If you've got baby-making on the brain for 2017, Bouvier recommends the Fertility Diet, which snagged the number eight spot on this year's Best Diets list. "It focuses on dietary changes, weight loss, and increasing activity to help increase ovulation and aid in fertility," she tells us. " It focuses on healthy fats, whole grains, plant-based proteins, and full-fat dairy." While many may question how this diet affects cholesterol levels (since it allows full-fat dairy), Bouvier notes that if portions are controlled, then effects on cholesterol can be minimal.

DNA-based Diet

Can learning more about our genetic makeup actually help us lose weight?

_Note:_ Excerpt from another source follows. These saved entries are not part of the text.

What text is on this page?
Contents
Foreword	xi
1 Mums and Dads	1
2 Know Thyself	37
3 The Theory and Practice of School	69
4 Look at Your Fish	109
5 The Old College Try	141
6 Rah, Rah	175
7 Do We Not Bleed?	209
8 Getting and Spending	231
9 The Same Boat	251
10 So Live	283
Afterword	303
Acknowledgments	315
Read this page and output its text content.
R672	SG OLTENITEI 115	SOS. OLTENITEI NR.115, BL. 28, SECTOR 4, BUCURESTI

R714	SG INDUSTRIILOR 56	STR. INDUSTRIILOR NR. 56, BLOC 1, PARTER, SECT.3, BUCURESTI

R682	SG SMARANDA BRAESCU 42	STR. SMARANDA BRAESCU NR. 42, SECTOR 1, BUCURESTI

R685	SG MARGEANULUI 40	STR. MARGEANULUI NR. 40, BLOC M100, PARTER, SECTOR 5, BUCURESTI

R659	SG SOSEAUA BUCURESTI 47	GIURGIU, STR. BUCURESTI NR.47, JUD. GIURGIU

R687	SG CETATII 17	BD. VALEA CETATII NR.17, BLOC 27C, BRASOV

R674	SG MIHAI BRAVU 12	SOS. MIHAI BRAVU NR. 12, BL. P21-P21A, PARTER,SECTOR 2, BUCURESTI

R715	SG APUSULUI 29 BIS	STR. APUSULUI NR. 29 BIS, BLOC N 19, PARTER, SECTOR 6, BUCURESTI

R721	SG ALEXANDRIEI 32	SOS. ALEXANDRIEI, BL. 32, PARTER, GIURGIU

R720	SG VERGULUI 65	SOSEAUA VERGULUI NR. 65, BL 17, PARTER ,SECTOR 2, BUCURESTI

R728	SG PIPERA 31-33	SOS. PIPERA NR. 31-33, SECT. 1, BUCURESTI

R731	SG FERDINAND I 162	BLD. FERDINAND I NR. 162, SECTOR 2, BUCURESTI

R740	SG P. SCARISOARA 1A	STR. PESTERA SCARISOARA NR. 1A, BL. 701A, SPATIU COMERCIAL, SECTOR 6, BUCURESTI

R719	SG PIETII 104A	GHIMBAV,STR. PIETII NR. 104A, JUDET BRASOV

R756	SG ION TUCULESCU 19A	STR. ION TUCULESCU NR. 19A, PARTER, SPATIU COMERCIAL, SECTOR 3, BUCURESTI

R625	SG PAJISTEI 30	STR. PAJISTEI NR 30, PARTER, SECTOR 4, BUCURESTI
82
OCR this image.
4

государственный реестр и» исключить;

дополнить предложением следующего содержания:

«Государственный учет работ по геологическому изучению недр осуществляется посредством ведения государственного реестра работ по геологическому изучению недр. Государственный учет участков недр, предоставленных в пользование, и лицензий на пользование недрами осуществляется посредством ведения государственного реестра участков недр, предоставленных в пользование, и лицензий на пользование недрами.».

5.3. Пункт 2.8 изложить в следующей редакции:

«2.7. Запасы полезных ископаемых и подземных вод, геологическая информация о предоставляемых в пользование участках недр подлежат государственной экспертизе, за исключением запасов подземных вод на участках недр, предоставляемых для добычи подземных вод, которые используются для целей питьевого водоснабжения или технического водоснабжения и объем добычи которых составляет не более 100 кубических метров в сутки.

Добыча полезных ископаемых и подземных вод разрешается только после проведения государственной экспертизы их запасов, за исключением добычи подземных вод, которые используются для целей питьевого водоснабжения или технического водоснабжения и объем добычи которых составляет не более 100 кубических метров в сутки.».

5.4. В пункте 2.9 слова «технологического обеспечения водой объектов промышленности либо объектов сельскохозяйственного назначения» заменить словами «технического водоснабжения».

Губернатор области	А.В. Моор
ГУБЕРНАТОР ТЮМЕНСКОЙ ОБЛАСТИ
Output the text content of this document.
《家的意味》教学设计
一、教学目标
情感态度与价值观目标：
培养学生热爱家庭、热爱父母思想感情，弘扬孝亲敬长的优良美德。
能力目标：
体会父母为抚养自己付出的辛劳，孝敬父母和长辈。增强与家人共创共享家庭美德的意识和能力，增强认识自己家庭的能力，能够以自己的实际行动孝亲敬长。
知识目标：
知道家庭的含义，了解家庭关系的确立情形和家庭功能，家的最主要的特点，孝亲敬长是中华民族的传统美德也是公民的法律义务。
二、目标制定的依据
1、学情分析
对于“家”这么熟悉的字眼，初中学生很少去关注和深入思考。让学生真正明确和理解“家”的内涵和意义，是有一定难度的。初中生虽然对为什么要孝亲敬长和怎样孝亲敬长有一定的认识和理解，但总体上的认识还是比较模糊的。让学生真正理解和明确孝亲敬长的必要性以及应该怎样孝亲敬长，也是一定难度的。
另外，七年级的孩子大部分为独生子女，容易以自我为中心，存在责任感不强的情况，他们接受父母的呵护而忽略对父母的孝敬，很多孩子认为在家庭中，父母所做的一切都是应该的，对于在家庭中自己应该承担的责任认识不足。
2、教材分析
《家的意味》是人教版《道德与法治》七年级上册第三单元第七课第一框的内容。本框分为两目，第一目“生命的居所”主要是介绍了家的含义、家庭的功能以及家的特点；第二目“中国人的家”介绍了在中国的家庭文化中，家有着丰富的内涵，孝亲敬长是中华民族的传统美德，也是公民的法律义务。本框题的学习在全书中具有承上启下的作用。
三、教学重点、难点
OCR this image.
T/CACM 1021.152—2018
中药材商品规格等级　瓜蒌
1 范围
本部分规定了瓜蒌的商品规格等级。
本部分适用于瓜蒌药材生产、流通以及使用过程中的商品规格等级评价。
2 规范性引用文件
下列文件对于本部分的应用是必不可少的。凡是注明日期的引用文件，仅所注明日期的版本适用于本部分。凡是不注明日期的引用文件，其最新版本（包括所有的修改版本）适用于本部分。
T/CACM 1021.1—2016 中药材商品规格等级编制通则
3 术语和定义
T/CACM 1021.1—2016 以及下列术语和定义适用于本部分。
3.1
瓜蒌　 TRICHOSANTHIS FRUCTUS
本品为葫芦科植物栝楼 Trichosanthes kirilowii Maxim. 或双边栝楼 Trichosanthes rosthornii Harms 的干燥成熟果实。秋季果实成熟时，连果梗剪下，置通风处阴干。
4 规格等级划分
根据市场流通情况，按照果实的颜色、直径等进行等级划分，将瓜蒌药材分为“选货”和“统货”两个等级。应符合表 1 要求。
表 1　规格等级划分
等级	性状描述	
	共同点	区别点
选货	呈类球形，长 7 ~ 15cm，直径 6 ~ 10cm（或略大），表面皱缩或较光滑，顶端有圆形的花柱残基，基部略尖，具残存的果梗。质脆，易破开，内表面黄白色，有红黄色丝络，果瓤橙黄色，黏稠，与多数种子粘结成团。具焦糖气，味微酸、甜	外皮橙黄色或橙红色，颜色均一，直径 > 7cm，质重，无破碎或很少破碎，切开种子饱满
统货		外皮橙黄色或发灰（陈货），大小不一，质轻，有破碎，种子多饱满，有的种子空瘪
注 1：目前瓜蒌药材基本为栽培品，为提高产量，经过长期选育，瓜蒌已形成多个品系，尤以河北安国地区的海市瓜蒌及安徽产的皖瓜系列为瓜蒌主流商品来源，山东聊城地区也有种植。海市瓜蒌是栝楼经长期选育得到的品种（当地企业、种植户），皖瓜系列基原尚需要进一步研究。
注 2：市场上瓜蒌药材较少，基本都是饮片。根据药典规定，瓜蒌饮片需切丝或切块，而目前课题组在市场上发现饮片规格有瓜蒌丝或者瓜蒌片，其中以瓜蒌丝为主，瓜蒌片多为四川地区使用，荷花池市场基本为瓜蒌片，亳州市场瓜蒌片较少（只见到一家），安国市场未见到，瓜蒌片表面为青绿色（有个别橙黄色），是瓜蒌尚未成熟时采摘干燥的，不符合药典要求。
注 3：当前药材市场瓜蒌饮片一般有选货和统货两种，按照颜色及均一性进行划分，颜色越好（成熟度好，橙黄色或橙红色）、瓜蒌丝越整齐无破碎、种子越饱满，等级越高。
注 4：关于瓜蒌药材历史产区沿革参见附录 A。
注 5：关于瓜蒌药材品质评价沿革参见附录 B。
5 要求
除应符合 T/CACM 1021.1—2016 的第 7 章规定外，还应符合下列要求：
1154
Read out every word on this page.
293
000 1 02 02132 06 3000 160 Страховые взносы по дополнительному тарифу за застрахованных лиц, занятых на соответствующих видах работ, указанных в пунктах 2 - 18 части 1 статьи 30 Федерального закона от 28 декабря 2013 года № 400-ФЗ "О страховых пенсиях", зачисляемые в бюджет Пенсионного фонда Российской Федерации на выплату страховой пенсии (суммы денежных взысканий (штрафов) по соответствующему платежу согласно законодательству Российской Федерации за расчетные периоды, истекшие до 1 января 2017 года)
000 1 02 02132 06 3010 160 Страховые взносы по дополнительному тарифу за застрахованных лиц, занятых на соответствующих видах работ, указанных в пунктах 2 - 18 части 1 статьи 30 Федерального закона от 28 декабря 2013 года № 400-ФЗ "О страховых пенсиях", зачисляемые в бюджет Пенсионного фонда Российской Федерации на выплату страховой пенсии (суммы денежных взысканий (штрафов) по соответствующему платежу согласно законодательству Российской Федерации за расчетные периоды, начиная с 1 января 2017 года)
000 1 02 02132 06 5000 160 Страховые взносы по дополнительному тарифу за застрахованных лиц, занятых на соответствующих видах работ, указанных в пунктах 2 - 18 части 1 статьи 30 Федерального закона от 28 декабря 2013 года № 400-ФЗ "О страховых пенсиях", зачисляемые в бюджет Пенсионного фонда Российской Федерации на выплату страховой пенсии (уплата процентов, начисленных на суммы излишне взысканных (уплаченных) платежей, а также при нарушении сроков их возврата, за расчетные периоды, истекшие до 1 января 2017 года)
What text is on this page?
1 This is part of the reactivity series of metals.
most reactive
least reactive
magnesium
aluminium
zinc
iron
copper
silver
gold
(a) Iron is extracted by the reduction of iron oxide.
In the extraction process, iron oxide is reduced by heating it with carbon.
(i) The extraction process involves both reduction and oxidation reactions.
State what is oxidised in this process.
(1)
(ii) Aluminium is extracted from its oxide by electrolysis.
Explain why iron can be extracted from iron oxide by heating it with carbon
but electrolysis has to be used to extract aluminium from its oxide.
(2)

According to one company, it might. "Looking at DNA results and genetic predisposition tests can provide answers to questions about one's weight, metabolism, eating habits and food intolerances," says Carlo L. Chapelle of EasyDNA, a UK-based DNA testing company that offers diet and nutrition DNA testing, as well as wellness and lifestyle testing. "We know that there are certain genes which potentially affect how we view certain foods, which then influence our behavior." According to Chapelle, being in tune with your genetic makeup could help you better understand your own relationship with food and work toward making mindful changes.

The secret ingredient to healthier living

There you have it — these are the diets that, according to the experts, will get you one step closer to your wellness goals.

But there's one more important ingredient that's key in any wellness plan — water. "Water is the single most important thing we can put in our bodies," Rothenberg told me."We need water for energy. We need water to metabolize water soluble vitamins (B + C)." So whether you decide to sip on soup, cut the carbs or load up on more greens, always remember to stay hydrated.

Cheers to healthier living, friends!